Let's drop down this worm=hole, shall we? His question:
So I can't use the same load data for FMJ for lead ammo ? What's a good manual you recommend? I've found this load data but I wanted your expert opinion.
I bought some 155 grain lead bullets without the gas check can I use the same load data as a 155 grain with gas check?I feel sorry for this guy. He's about to drop down a worn-hole with the best of intentions. It's a world where sane men sometimes venture and learn that everything they thought they knew was patently false.
My latest answer:
My rule of thumb. Below 1500 fps, no check. Between 1500 to 1900, gas check. Above 1900, jacketed. A gas check is important s that bore gasses don't erode the base of a plain based bullet. This becomes more important as speed, and pressure increases.
Be cautious using factory made cast bullets. Many of us use a lot of factory cast in handguns, but in rifles, you're getting into that range of speed whee alloy really matters. You ca't drive a soft, pure lead bullet much over 1200 fps and expect it to perform properly. Over 1200 fps, you need to alloy the melted lead to give it toughness. Many of us grew up using wheel weights, which used to contain 95% lead, 3% tin, and 2% antimony. This was a great alloy for cast bullets, and approximated the Lyman #2 alloy. Some of us alloyed our own metal with pure lead and Linotype metal. Be careful using wheel weights today because most of them are made of zinc, which is totally unsuitable to casting bullets and will ruin your alloy.
Getting in to cast bullets is like going down a worm-hole, and you might not be the same person when you come out the other side. Everything you thought you knew about reloading is wrong.
For hundreds of years prior to the late 1800s, everything was shot with pure lead bullets, but they used black power as the only propellant. Black powder is a low-pressure propellant and is perfectly suited to pure lead. However, in the late 1800s two things happened, almost simultaneously: the invention of smokeless powder and the invention of the cupro-nickel jacketed bullet.

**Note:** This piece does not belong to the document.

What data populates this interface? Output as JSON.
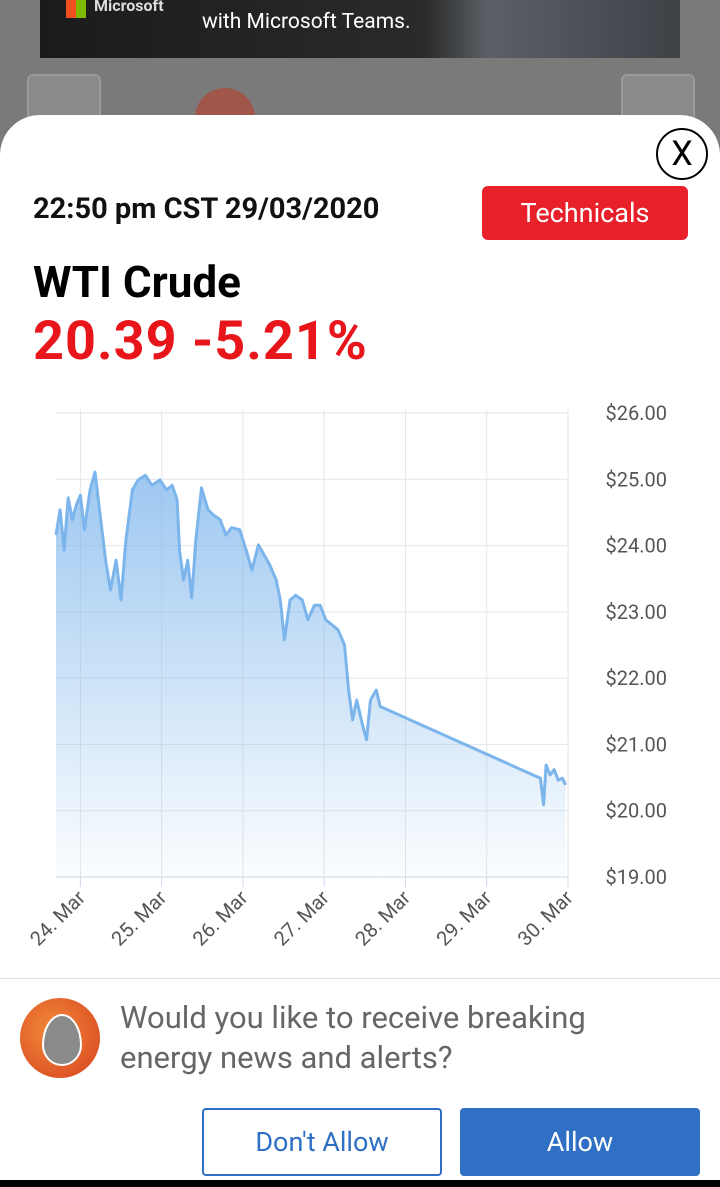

Smokeless powder gave higher pressure, and velocity and the jacketed bullet let us take advantage of that pressure.
In 1895, Winchester unveiled their new cartridge, the .30 WCF (.30-30) which was the very first cartridge designed to use smokeless powder, and the world changed. It was advertised as a whiz-bang modern wonder, capable of taking any game in North America, to include grizzly bear. In the intervening century, advances in smokeless powder almost mad the lead bullet obsolete for rifle cartridges.
Surprisingly, the most popular cartridge today, the most sold ammo in the United States is ab obsolete design that uses a heeled, pure lead bullet and is loaded to black powder velocities. The .22 Long Rifle.
The very best resource for cast bullets, almost a bible among cast bullet enthusiasts, is the Lyman Cast Bullet Handbook, available from Amazon. It is a wealth of knowledge from cover to cover. It covers bullet casting, alloys, and has load data or almost every cartridge suitable for cast bullets.
Have fun going down this worn-hole. Stay safe.I hope I didn't scare the guy off.
3 comments:
I am a pistol guy. In a pistol with lead you have to be concerned about leading above 1000fps. What about a rifle?
You should have thrown paper patching into the mix just for fun.
Ah! A life changer for certain. I found the Frugal Outdoorsman in maybe 2014? When I read about Junior's cast bullet camping adventure I realized how easy casting could be. I guess I now own about 20 different Lee molds and haven't shot a jacketed bullet in 5 years! My friends that reload don't even know how to hold a conversation with me. Frugal Outdoorsman was also how I found Paw Paw's house and I read your blog every day! I do miss Junior and I wish someone had a true frugal how-to site like that one nowdays.